|The EPA is making criminals of decent people|
who simply want to warm themselves in the winter.
Yes and yes.
The first is an exaggeration that compelled the EPA to ban most wood burning stoves.
Liberty-minded Americans who wish to escape the insanity of encroaching government long to live on land that is grid free.
Government agents, on the other hand, aggressively seek ways to abuse their authority to tether us to their control base and, in so doing, make criminals of decent people who simply want to warm themselves.
The second is an exaggeration by me to demonstrate logic likely to justify the EPA'S idiocy.
White folks who live off the grid are racists. How so? Their homes in the hills are actually sanctuaries from 'people of color.' They are white segregationists who live outside the ever-present spotlight of political correctness and cultural Marxism. I'm be facetious, of course, but not by much. Keep in mind such silly logic was used to consign peanut-butter-and-jelly sandwiches to the long list of white-racist behavior.

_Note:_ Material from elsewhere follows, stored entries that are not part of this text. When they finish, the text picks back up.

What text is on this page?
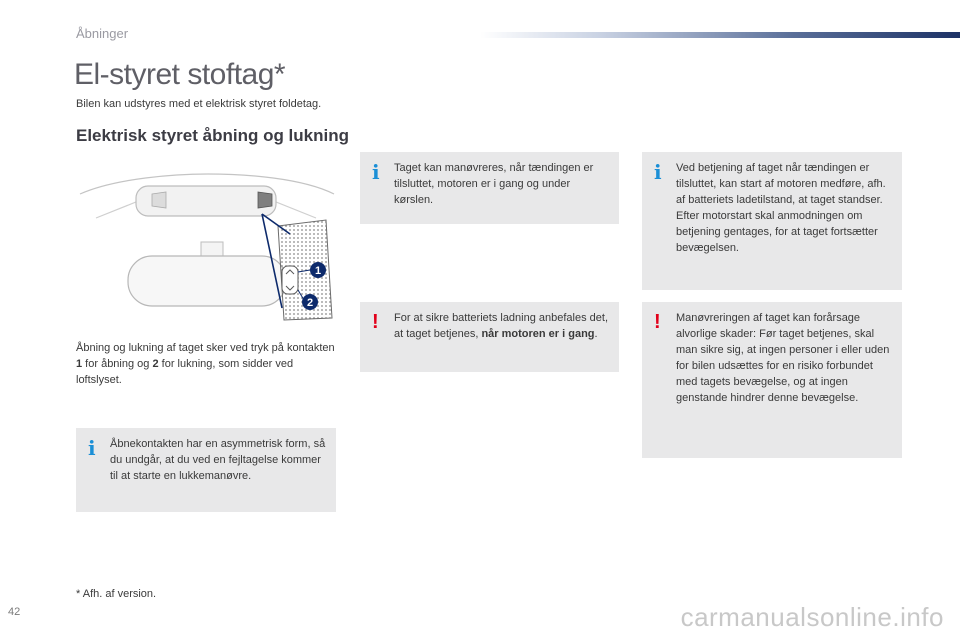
Åbninger
El-styret stoftag*
Bilen kan udstyres med et elektrisk styret foldetag.
Elektrisk styret åbning og lukning
1
2
Åbning og lukning af taget sker ved tryk på kontakten 1 for åbning og 2 for lukning, som sidder ved loftslyset.
i Åbnekontakten har en asymmetrisk form, så du undgår, at du ved en fejltagelse kommer til at starte en lukkemanøvre.
i Taget kan manøvreres, når tændingen er tilsluttet, motoren er i gang og under kørslen.
! For at sikre batteriets ladning anbefales det, at taget betjenes, når motoren er i gang.
i Ved betjening af taget når tændingen er tilsluttet, kan start af motoren medføre, afh. af batteriets ladetilstand, at taget standser. Efter motorstart skal anmodningen om betjening gentages, for at taget fortsætter bevægelsen.
! Manøvreringen af taget kan forårsage alvorlige skader: Før taget betjenes, skal man sikre sig, at ingen personer i eller uden for bilen udsættes for en risiko forbundet med tagets bevægelse, og at ingen genstande hindrer denne bevægelse.
* Afh. af version.
42	carmanualsonline.info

Here's the report from our source, Newsmax.com
The Environmental Protection Agency recently imposed restrictions on wood-burning stoves that will deal a blow to rural Americans who rely on wood to heat their homes.
Critics charge that the rule changes were enacted following pressure from environmental groups.
The EPA tightened restrictions in January on the level of fine airborne particulate emissions that wood-burning stoves can emit, from 15 micrograms per cubic meter to a maximum of 12 micrograms.
The EPA restrictions would ban the production and sale of the kinds of wood-burning stoves that compose 80 percent of those currently in use in the United States, Forbes reported.
"Although this is an ancient technology, it can provide a solution for high heating costs in many parts of the country," Laura Huggins, a research fellow for both the Hoover Institution and the Property and Environment Research Center, told Newsmax.
"With up to one-third of this country's energy consumption used for heating, policymakers would be wise to consider the benefits of wood as a heat source," Huggins said.
In the face of tightening economies and rising heating costs, more Americans have been turning to cheaper, archaic sources for heat, especially those in poorer areas.
The number of households heating with wood grew 34 percent from 2000 to 2010, with 2.4 million homes, or 2.1 percent of U.S. housing units, using wood as their primary heating source, according to the U.S. Census Bureau. Nearly 10 million additional homes use wood to supplement their primary heat source, the U.S. Energy Information Administration disclosed.
Huggins said environmentalists should cheer the use of this energy source.
"Fuel for wood heating is a renewable resource, and under the right circumstances can be local and sustainable," Huggins said.
But pressure from environmental groups has been responsible for many of the EPA rule changes.